Interroger l’utilité sociale de l’aviation

Faire un pas de côté

« L’urgence climatique ne fait que s’amplifier. Les travaux de (et autour de) la COP 26 avancent que, dans le cadre de la trajectoire actuelle d’émissions de gaz à effet de serre, l’augmentation de température serait de 2,4°C d’ici 2050 (les accords de Paris, c’est 1,5°C…). Face aux conséquences (largement documentées par les scientifiques) de cette trajectoire sur l’écosystème humain, des évolutions, quelques fois significatives, de nos modes de vie et de consommation sont inévitables ». En préambule les auteurs abordent l’urgence climatique, le basculement vers des « possibles désirables », l’extrême dépendance du tissu économique et social de Toulouse au secteur aéronautique.

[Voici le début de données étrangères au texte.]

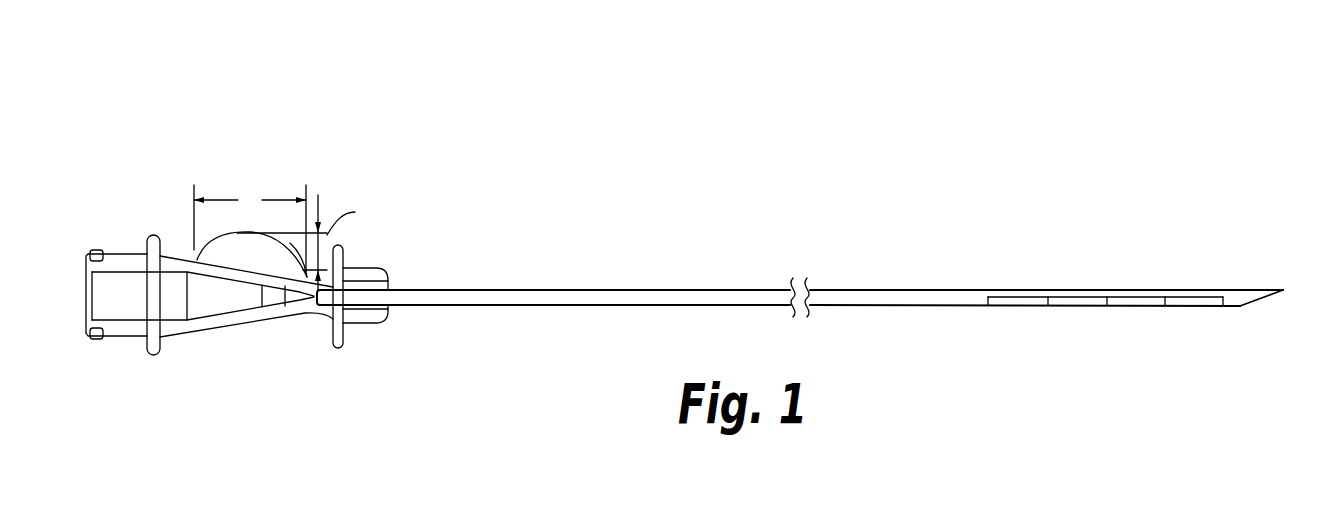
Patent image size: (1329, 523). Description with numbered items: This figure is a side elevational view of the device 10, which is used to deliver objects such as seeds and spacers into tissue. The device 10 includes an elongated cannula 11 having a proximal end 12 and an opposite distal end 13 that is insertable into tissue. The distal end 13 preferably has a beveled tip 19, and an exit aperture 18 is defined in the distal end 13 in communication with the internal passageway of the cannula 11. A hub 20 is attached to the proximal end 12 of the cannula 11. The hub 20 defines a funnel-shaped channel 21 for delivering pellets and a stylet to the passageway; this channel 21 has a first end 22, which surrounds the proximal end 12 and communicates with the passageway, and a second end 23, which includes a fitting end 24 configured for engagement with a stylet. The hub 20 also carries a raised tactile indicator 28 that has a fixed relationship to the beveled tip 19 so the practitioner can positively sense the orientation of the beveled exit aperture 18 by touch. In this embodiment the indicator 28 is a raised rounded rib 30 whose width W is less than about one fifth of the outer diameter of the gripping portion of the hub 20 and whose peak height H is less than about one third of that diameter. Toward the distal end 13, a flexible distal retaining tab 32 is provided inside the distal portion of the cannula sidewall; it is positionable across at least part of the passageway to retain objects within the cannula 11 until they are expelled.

The device 10 is at (998, 205).
The cannula 11 is at (713, 290).
The proximal end 12 is at (413, 289).
The distal end 13 is at (1263, 291).
The exit aperture 18 is at (1255, 303).
The beveled tip 19 is at (1287, 290).
The hub 20 is at (395, 355).
The funnel-shaped channel 21 is at (138, 292).
The first end 22 is at (390, 326).
The second end 23 is at (86, 292).
The fitting end 24 is at (90, 343).
The raised tactile indicator 28 is at (255, 225).
The raised rounded rib 30 is at (224, 233).
The distal retaining tab 32 is at (1231, 293).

« La présente note a pour objet de participer au débat sur les conséquences du réchauffement climatique sur le secteur de l’aviation. Elle s’inscrit dans la continuité et complète le texte que nous avions publié en avril 2020 : « Vers une crise économique majeure dans Toulouse et sa région – Toulouse, le syndrome Détroit ? ». »

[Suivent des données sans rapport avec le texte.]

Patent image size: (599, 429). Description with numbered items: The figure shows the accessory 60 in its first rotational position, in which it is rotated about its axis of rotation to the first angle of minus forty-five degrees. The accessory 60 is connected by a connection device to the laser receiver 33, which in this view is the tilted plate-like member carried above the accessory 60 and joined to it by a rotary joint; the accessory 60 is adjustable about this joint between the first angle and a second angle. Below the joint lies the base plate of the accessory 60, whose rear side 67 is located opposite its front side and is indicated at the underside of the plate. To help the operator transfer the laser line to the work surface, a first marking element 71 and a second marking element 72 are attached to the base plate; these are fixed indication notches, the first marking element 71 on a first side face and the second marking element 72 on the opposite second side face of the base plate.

Les auteurs ajoutent que « L’ampleur et les conséquences du réchauffement climatique sur le secteur de l’aviation doivent conduire à une remise à plat du modèle de développement actuel de la métropole toulousaine. »

Pour les auteurs nous ne vivons pas une « crise climatique » mais un « changement d’ère » et l’avenir de l’aviation ne peut s’extraire de ce contexte, « Il est souvent question de la crise climatique. Le terme de crise (qui fait référence à un état « passager » suivi, implicitement, d’un retour à « la normale ») est inadapté pour qualifier la période qui s’ouvre et dont nous ne sommes qu’aux prémisses. Nous sommes partie prenante d’un changement d’ère qui exclut, de facto, tout retour en arrière. Si nous ne changeons pas radicalement de cap, après la crise, ce sera toujours la crise ; tout comme après la COP 26, il y aura la COP 27 (en Egypte) et la COP 28 (à Dubaï)… »

Ils discutent des « pistes » de décarbonisation des carburants d’aviation (électricité, carburants de synthèse, hydrogène) et soulignent que dans l’hypothèse d’une neutralité carbone en 2050 (Stratégie Nationale Bas Carbone – SNBC) « il n’y a pas de solution dans les 15 années qui viennent pour décarboner notamment l’aviation ».

Ils analysent les scénarios à horizon 2050 et soulignent que contrairement aux prévisions de croissance annuelle de trafic aérien de 4%, c’est « une décroissance du secteur de l’ordre de 10% à 15% d’ici 2050 par rapport au trafic constaté en 2019 » qu’il faut engager.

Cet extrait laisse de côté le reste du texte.